Il valore curativo della poesia.

Ieri sera ho presenziato all’incontro pubblico Il valore curativo della poesia. Sebbene inserito da NurSind nelle iniziative de “Il maggio infermieristico”, è stato molto utile ed illuminante anche per me, che non svolgo un lavoro in ambito sanitario che implica il prendersi cura.

Qualche anno fa, Donatella Bisutti già ce lo aveva detto che La poesia salva la vita, intitolando così un suo libro sull’argomento. Ma un conto è esplicitarlo e spiegarlo, un altro è viverlo e trasmetterlo.

Ero già a conoscenza dallo scorso anno dell’esperienza dei Poeti Fuori Strada e del metodo Cardenal. Indubbiamente le testimonianze di mercoledì sera hanno avuto su di me un forte impatto emotivo, dovuto alla valenza terapeutica e umana di questa iniziativa applicata in vari ambiti quali ospedali pediatrici, residenze per anziani, carceri.

Antonetta Carrabs ha ben illustrato la sua esperienza vissuta direttamente sul campo; il professor Giuseppe Masera ha avuto la fortuna di conoscere il poeta Ernesto Cardenal, e in quel momento una leggera punta d’invidia si è palesata in me, subito sedata dai suoi racconti profondi e sentiti. Infine, l’intervento di Paola Perfetti è stato per me particolarmente illuminante e condivisibile al contempo. Solo se si scrive poesia è possibile capire appieno l’esperienza e la spinta interiore che sottende alla scrittura. E la verità della poesia. E la sua liberante libertà. Ma la buona notizia è che tutti indistintamente possono avvalersi di questo strumento, se non con velleità letterarie, almeno per la grande valenza terapeutica.

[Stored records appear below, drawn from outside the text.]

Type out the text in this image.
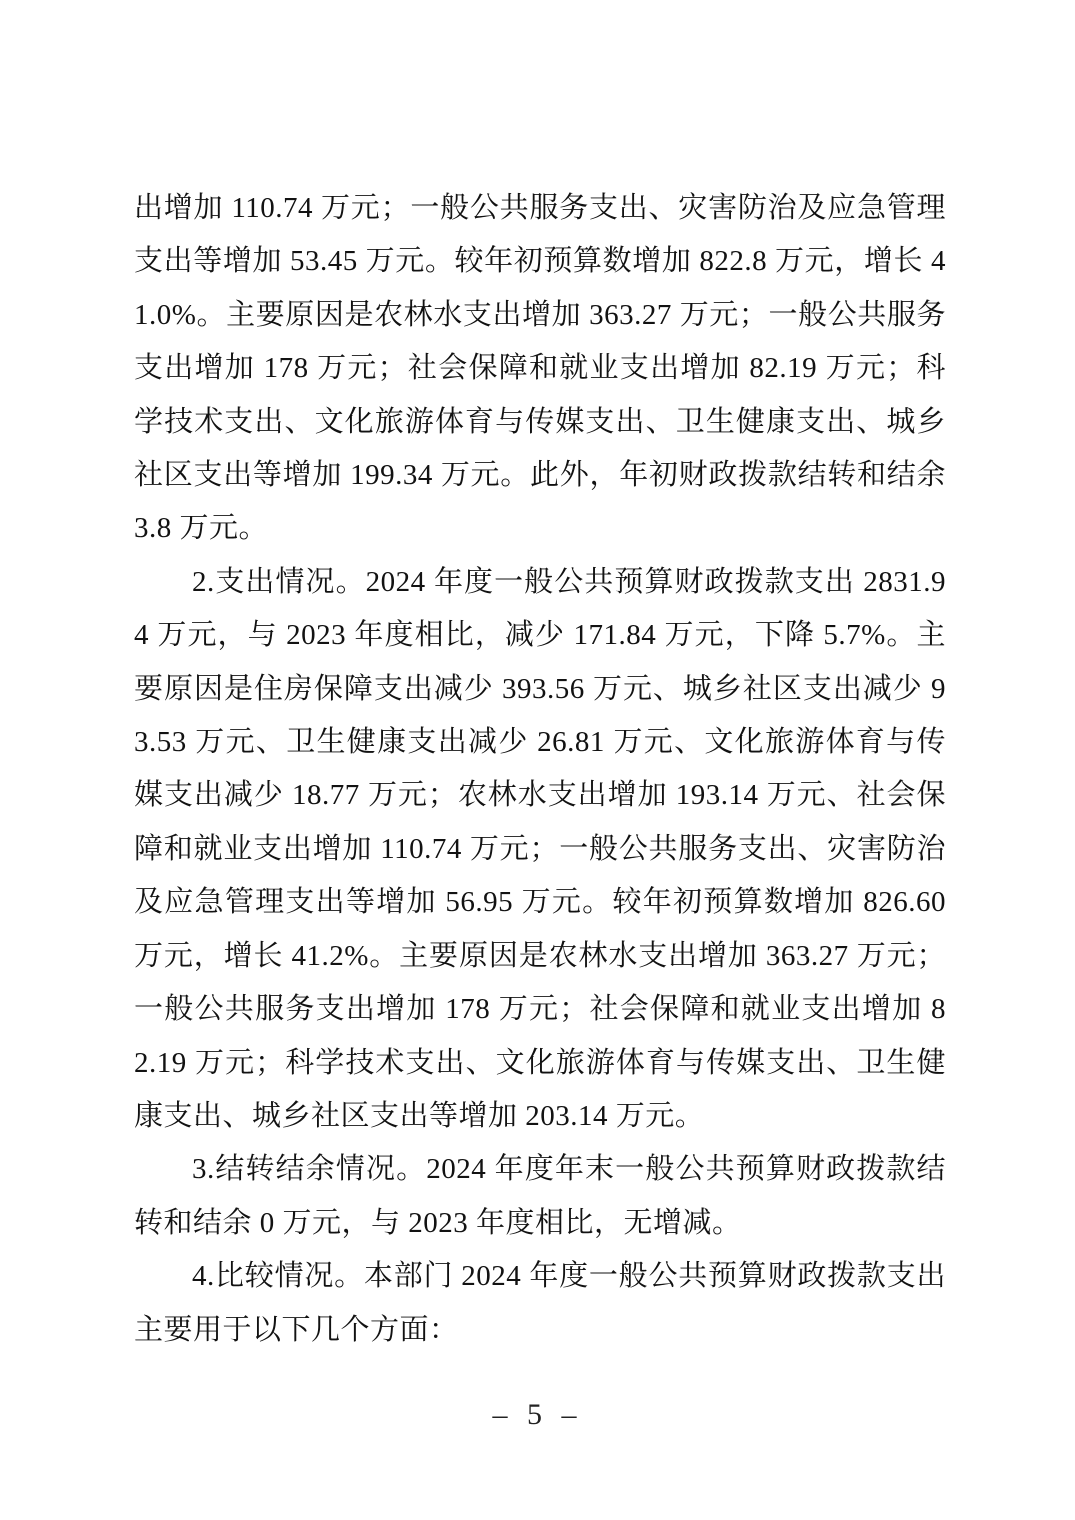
出增加 110.74 万元；一般公共服务支出、灾害防治及应急管理支出等增加 53.45 万元。较年初预算数增加 822.8 万元，增长 41.0%。主要原因是农林水支出增加 363.27 万元；一般公共服务支出增加 178 万元；社会保障和就业支出增加 82.19 万元；科学技术支出、文化旅游体育与传媒支出、卫生健康支出、城乡社区支出等增加 199.34 万元。此外，年初财政拨款结转和结余 3.8 万元。

2.支出情况。2024 年度一般公共预算财政拨款支出 2831.94 万元，与 2023 年度相比，减少 171.84 万元，下降 5.7%。主要原因是住房保障支出减少 393.56 万元、城乡社区支出减少 93.53 万元、卫生健康支出减少 26.81 万元、文化旅游体育与传媒支出减少 18.77 万元；农林水支出增加 193.14 万元、社会保障和就业支出增加 110.74 万元；一般公共服务支出、灾害防治及应急管理支出等增加 56.95 万元。较年初预算数增加 826.60 万元，增长 41.2%。主要原因是农林水支出增加 363.27 万元；一般公共服务支出增加 178 万元；社会保障和就业支出增加 82.19 万元；科学技术支出、文化旅游体育与传媒支出、卫生健康支出、城乡社区支出等增加 203.14 万元。

3.结转结余情况。2024 年度年末一般公共预算财政拨款结转和结余 0 万元，与 2023 年度相比，无增减。

4.比较情况。本部门 2024 年度一般公共预算财政拨款支出主要用于以下几个方面：

– 5 –
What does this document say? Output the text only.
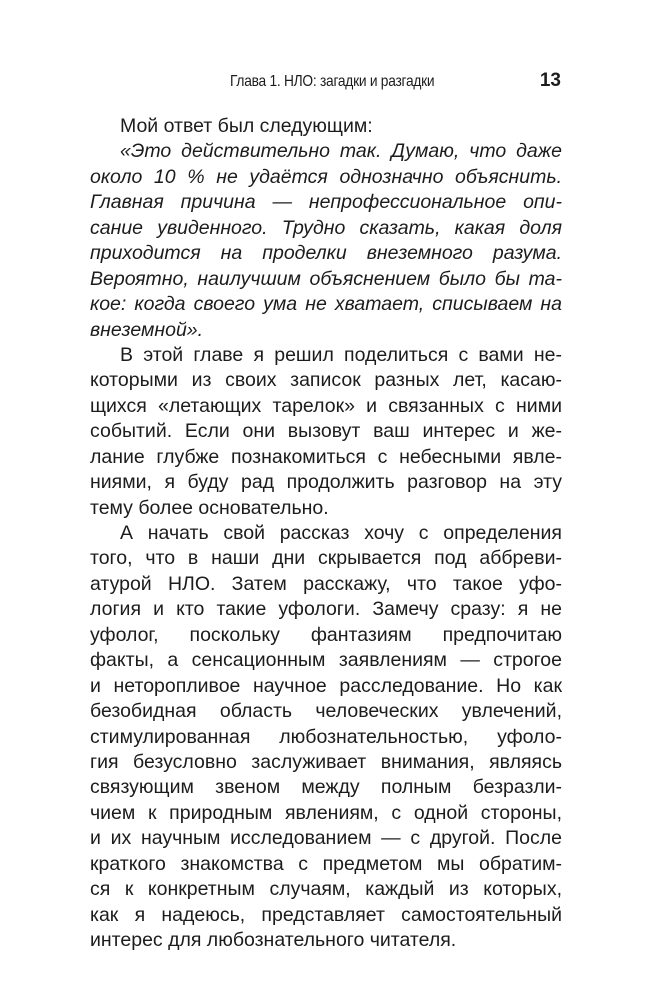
Глава 1. НЛО: загадки и разгадки	13
Мой ответ был следующим:
«Это действительно так. Думаю, что даже
около 10 % не удаётся однозначно объяснить.
Главная причина — непрофессиональное опи-
сание увиденного. Трудно сказать, какая доля
приходится на проделки внеземного разума.
Вероятно, наилучшим объяснением было бы та-
кое: когда своего ума не хватает, списываем на
внеземной».
В этой главе я решил поделиться с вами не-
которыми из своих записок разных лет, касаю-
щихся «летающих тарелок» и связанных с ними
событий. Если они вызовут ваш интерес и же-
лание глубже познакомиться с небесными явле-
ниями, я буду рад продолжить разговор на эту
тему более основательно.
А начать свой рассказ хочу с определения
того, что в наши дни скрывается под аббреви-
атурой НЛО. Затем расскажу, что такое уфо-
логия и кто такие уфологи. Замечу сразу: я не
уфолог, поскольку фантазиям предпочитаю
факты, а сенсационным заявлениям — строгое
и неторопливое научное расследование. Но как
безобидная область человеческих увлечений,
стимулированная любознательностью, уфоло-
гия безусловно заслуживает внимания, являясь
связующим звеном между полным безразли-
чием к природным явлениям, с одной стороны,
и их научным исследованием — с другой. После
краткого знакомства с предметом мы обратим-
ся к конкретным случаям, каждый из которых,
как я надеюсь, представляет самостоятельный
интерес для любознательного читателя.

È vero quindi, come ben illustrato nell’incontro, che esiste un ruolo sociale del poeta, non solo per la poesia che scrive e condivide pubblicandola, declamandola. Ma perché far conoscere e scrivere poesia può aiutare chi è in un momento di fragilità, usando questo strumento per stare meglio. È da tempo che stavo meditando su questo aspetto esperenziale della poesia che può aiutare gli altri ma poi, certamente, può accrescerci e quindi migliorarci come persone e come poeti.

Intanto, nell’attesa e speranza di poter conoscere il poeta ex-carcerato che è stato menzionato ieri sera, ho già prenotato in biblioteca il libro I sogni son come conchiglie. Una raccolta di poesie nate dal laboratorio La musica delle parole, tenuto da Antonetta Carrabs presso il reparto di Ematologia Pediatrica dell’Ospedale San Gerardo di Monza. Gli autori sono i bambini: sono Luca, Alessandra, Josef, Giulia, Salma. E nelle poesie che hanno scritto ci sono le loro emozioni, i desideri, le inevitabili paure.

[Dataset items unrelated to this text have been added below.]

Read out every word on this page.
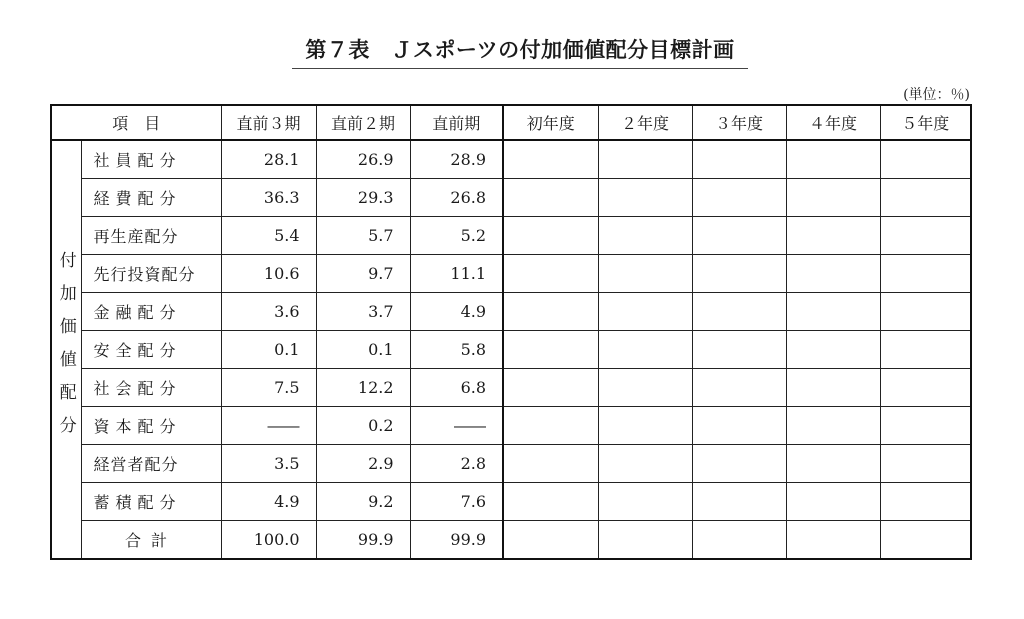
第７表　Ｊスポーツの付加価値配分目標計画
(単位：％)
項　目		直前３期	直前２期	直前期	初年度	２年度	３年度	４年度	５年度
付加価値配分	社員配分	28.1	26.9	28.9					
	経費配分	36.3	29.3	26.8					
	再生産配分	5.4	5.7	5.2					
	先行投資配分	10.6	9.7	11.1					
	金融配分	3.6	3.7	4.9					
	安全配分	0.1	0.1	5.8					
	社会配分	7.5	12.2	6.8					
	資本配分	――	0.2	――					
	経営者配分	3.5	2.9	2.8					
	蓄積配分	4.9	9.2	7.6					
	合計	100.0	99.9	99.9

Ci sarà sicuramente da imparare. Vi farò sapere con una recensione ad hoc.

Stay tuned!

Il taccuino di Montale

Aprire un libro e scoprire che la poesia Ho sceso dandoti il braccio un milione di scale è stata scritta il giorno del mio sesto compleanno.

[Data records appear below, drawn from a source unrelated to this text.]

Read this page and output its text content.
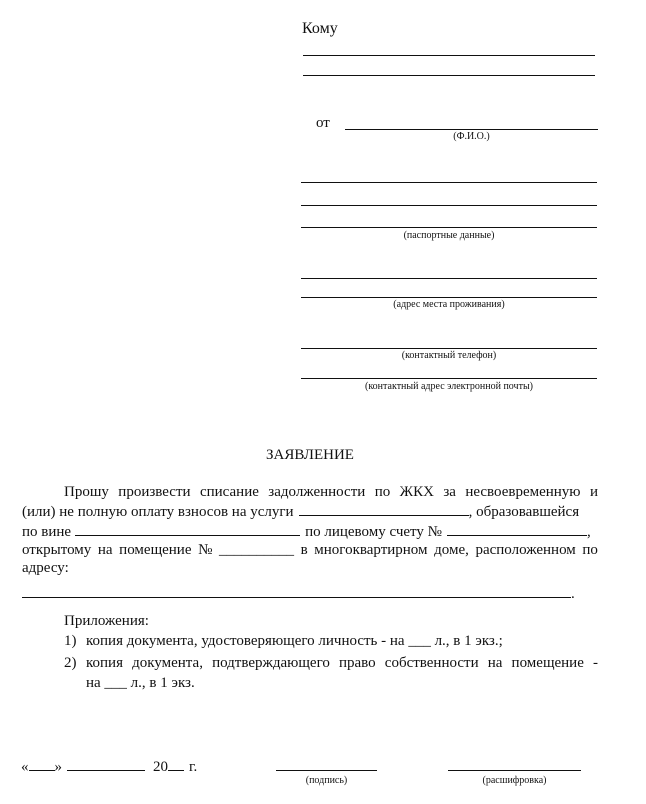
Кому
от
(Ф.И.О.)
(паспортные данные)
(адрес места проживания)
(контактный телефон)
(контактный адрес электронной почты)
ЗАЯВЛЕНИЕ
Прошу произвести списание задолженности по ЖКХ за несвоевременную и
(или) не полную оплату взносов на услуги	, образовавшейся
по вине	по лицевому счету №	,
открытому на помещение № __________ в многоквартирном доме, расположенном по
адресу:
.
Приложения:
1) копия документа, удостоверяющего личность - на ___ л., в 1 экз.;
2) копия документа, подтверждающего право собственности на помещение -
на ___ л., в 1 экз.
« »	20 г.
(подпись)	(расшифровка)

Una grande emozione, mista a stupore, mi ha colta e con maggior interesse ho continuato a leggere il breve saggio su di te. Scusami sai, se ti do del tu, ma sei stato un maestro della mia prima adolescenza e ti considero come un padre poetico. Ho amato tanto i tuoi versi, i quali mi hanno aiutato a capire che Poesia è una faccenda in egual misura seria, alta, profonda nella forma e nei contenuti; bisogna scavare nel buio e non si tratta di andare a capo, qua e là, perché una poesia venga ritenuta degna di questo nome.

Quel lontano giorno del 1967, era un lunedì; io probabilmente ero a scuola e avevo iniziato da poco la prima elementare e nei banchi c’era ancora il calamaio dove intingevamo le penne con il pennino. L’anno successivo mi regalarono una stilografica a cartucce Aurora di colore rosso: la conservo ancora perché è una sorta di cimelio della mia infanzia, nonché di tutta la mia esistenza terrena; con quella stessa penna stilografica ho iniziato a scrivere timidi versi di bambina su taccuini che non destassero sospetti e che, essendo piccoli e maneggevoli, potessero essere facilmente nascosti.

Ho letto nel saggio Scritti a mano che scrivevi quasi sempre su semplici taccuini (come me) e che sono state trovate delle assolute perle poetiche insieme a date di appuntamenti, numeri telefonici e cose da ricordare. Ricordare: come questo mio ricordo. I taccuini li abbiamo in comune. In questo ultimo mese ho riletto il tuo Ossi di seppia che mi guardava, chiamandomi, dallo scaffale a destra della mia libreria. Durante questa rilettura mi sono detta che la tua cifra stilistica è stata notevole. Se mi soffermo su questo pensiero smetterei di scrivere all’istante, ma ciò non è per me possibile.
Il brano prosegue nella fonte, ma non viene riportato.